The new leader of Spain's opposition Partido Popular (PP), Alberto Núnez Feijóo, was touted as the man who would return his party's discourse to a more moderate line, leaving behind the failure of Pablo Casado. But the image has not stood up to the political reality, and Feijóo has also set to work in carrying on his predecessor's unqualified attacks on Catalonia and the Catalan language. This Thursday, in an interview with radio network Onda Cero, the PP leader went so far as to say that in Catalan schools there is "linguistic apartheid" against "children who are not able to have knowledge of the Spanish language in the classroom".
Feijóo not only compared Catalan education with a system of racist oppression that lasted more than forty years, but he has also fully immersed himself in the discourse of far right Vox, and the line taken by his PP predecessor. The new era of the PP thus seems very similar to the previous one, as evidenced by use of the identical phrase last December by Pablo Casado, then People's Party leader: "The Spanish government's partners are carrying out linguistic apartheid in Catalonia". Casado's statement referred to the court ruling imposing 25% of teaching time in Spanish, the same as his successor a few months later.
In addition to Feijóo's rather unfortunate comparison, he did not miss the opportunity to reproach the Catalan government, which he called "a guarantor of non-compliance with the law", and against the Catalan Socialists (PSC), who he said were giving "winks" at the pro-independence parties. The PP leader remarked that the situation in Catalonia is "serious" and that it is "atypical" for a Spanish prime minister to "look the other way".
Campaign and Catalan
The new decree law on Catalan approved by the Catalan government has fallen like manna from heaven for the right-wing parties immersed in the campaign for the Andalusian elections. Anti-Catalonia statements are playing a major role in the build-up to the June 19th elections to the parliament of Andalusian autonomous community. Far-right Vox in particular is taking every opportunity to ignite the fire of anti-Catalanism.
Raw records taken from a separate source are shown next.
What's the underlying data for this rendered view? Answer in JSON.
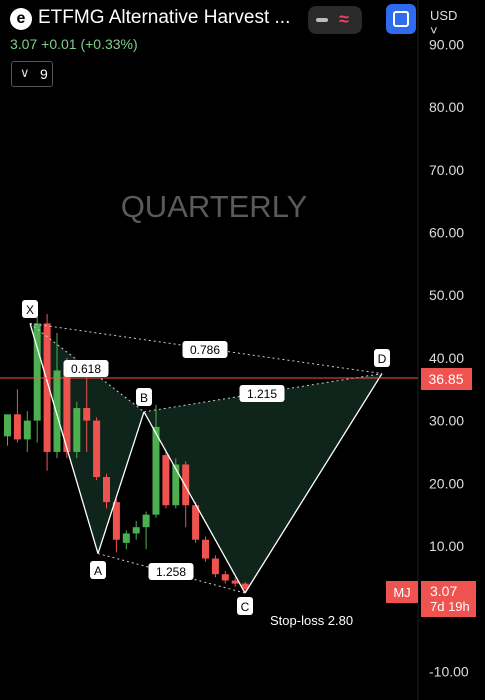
{
  "header": {
    "logo_letter": "e",
    "title": "ETFMG Alternative Harvest ...",
    "quote": "3.07  +0.01 (+0.33%)",
    "interval_value": "9",
    "currency": "USD",
    "colors": {
      "accent": "#2d6cf0",
      "up": "#4caf50",
      "down": "#ef5350"
    }
  },
  "watermark": "QUARTERLY",
  "symbol_tag": "MJ",
  "price_label": "3.07",
  "countdown": "7d 19h",
  "current_line_label": "36.85",
  "stop_loss": "Stop-loss 2.80",
  "pattern": {
    "points": [
      {
        "label": "X",
        "price": 45.5
      },
      {
        "label": "A",
        "price": 8.8
      },
      {
        "label": "B",
        "price": 31.4
      },
      {
        "label": "C",
        "price": 2.5
      },
      {
        "label": "D",
        "price": 37.5
      }
    ],
    "ratios": [
      "0.618",
      "0.786",
      "1.215",
      "1.258"
    ]
  },
  "chart_data": {
    "type": "candlestick",
    "y_ticks": [
      "90.00",
      "80.00",
      "70.00",
      "60.00",
      "50.00",
      "40.00",
      "30.00",
      "20.00",
      "10.00",
      "-10.00"
    ],
    "ylim": [
      -12,
      96
    ],
    "candles": [
      {
        "o": 27.5,
        "h": 31.0,
        "l": 26.0,
        "c": 31.0
      },
      {
        "o": 31.0,
        "h": 35.0,
        "l": 26.5,
        "c": 27.0
      },
      {
        "o": 27.0,
        "h": 31.5,
        "l": 25.0,
        "c": 30.0
      },
      {
        "o": 30.0,
        "h": 47.0,
        "l": 26.5,
        "c": 45.5
      },
      {
        "o": 45.5,
        "h": 47.0,
        "l": 22.0,
        "c": 25.0
      },
      {
        "o": 25.0,
        "h": 44.0,
        "l": 24.0,
        "c": 38.0
      },
      {
        "o": 38.0,
        "h": 40.0,
        "l": 24.0,
        "c": 25.0
      },
      {
        "o": 25.0,
        "h": 33.0,
        "l": 24.0,
        "c": 32.0
      },
      {
        "o": 32.0,
        "h": 39.0,
        "l": 25.0,
        "c": 30.0
      },
      {
        "o": 30.0,
        "h": 30.5,
        "l": 20.5,
        "c": 21.0
      },
      {
        "o": 21.0,
        "h": 21.5,
        "l": 16.0,
        "c": 17.0
      },
      {
        "o": 17.0,
        "h": 17.5,
        "l": 9.0,
        "c": 11.0
      },
      {
        "o": 10.5,
        "h": 12.5,
        "l": 9.5,
        "c": 12.0
      },
      {
        "o": 12.0,
        "h": 14.0,
        "l": 11.0,
        "c": 13.0
      },
      {
        "o": 13.0,
        "h": 15.5,
        "l": 9.5,
        "c": 15.0
      },
      {
        "o": 15.0,
        "h": 32.5,
        "l": 14.5,
        "c": 29.0
      },
      {
        "o": 24.5,
        "h": 25.0,
        "l": 16.0,
        "c": 16.5
      },
      {
        "o": 16.5,
        "h": 24.0,
        "l": 16.0,
        "c": 23.0
      },
      {
        "o": 23.0,
        "h": 23.5,
        "l": 13.0,
        "c": 16.5
      },
      {
        "o": 16.5,
        "h": 17.0,
        "l": 10.5,
        "c": 11.0
      },
      {
        "o": 11.0,
        "h": 11.5,
        "l": 7.5,
        "c": 8.0
      },
      {
        "o": 8.0,
        "h": 8.5,
        "l": 5.0,
        "c": 5.5
      },
      {
        "o": 5.5,
        "h": 6.0,
        "l": 4.0,
        "c": 4.5
      },
      {
        "o": 4.5,
        "h": 5.0,
        "l": 3.5,
        "c": 4.0
      },
      {
        "o": 4.0,
        "h": 4.3,
        "l": 2.8,
        "c": 3.1
      }
    ]
  }
}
Ths Tuesday, Vox leader Santiago Abascal said that his party would reapply article 155 to Catalonia, the constitutional article imposing direct rule from Madrid, in response to the decree law on language use in Catalan schools.
Now, it is Feijóo who has joined the same rhetorical line and expressed pride in the PP's action in 2017, when in government, to "stop the independence process". The PP leader defended that if it were not for his party, the Catalan independence leaders "would not have been in prison, there would have been no sentences for sedition and misuse of funds and the constitutional order would not have been restored". He also took the opportunity to state that if the People's Party was back in the Moncloa palace, he would lodge an appeal requesting the automatic suspension of the language decree. Furthermore, he said that he would study penalising schools that do not comply with the 25% Spanish ruling and would look for ways to find out what responsibility can be attributed to the Catalan education minister, Josep González-Cambray.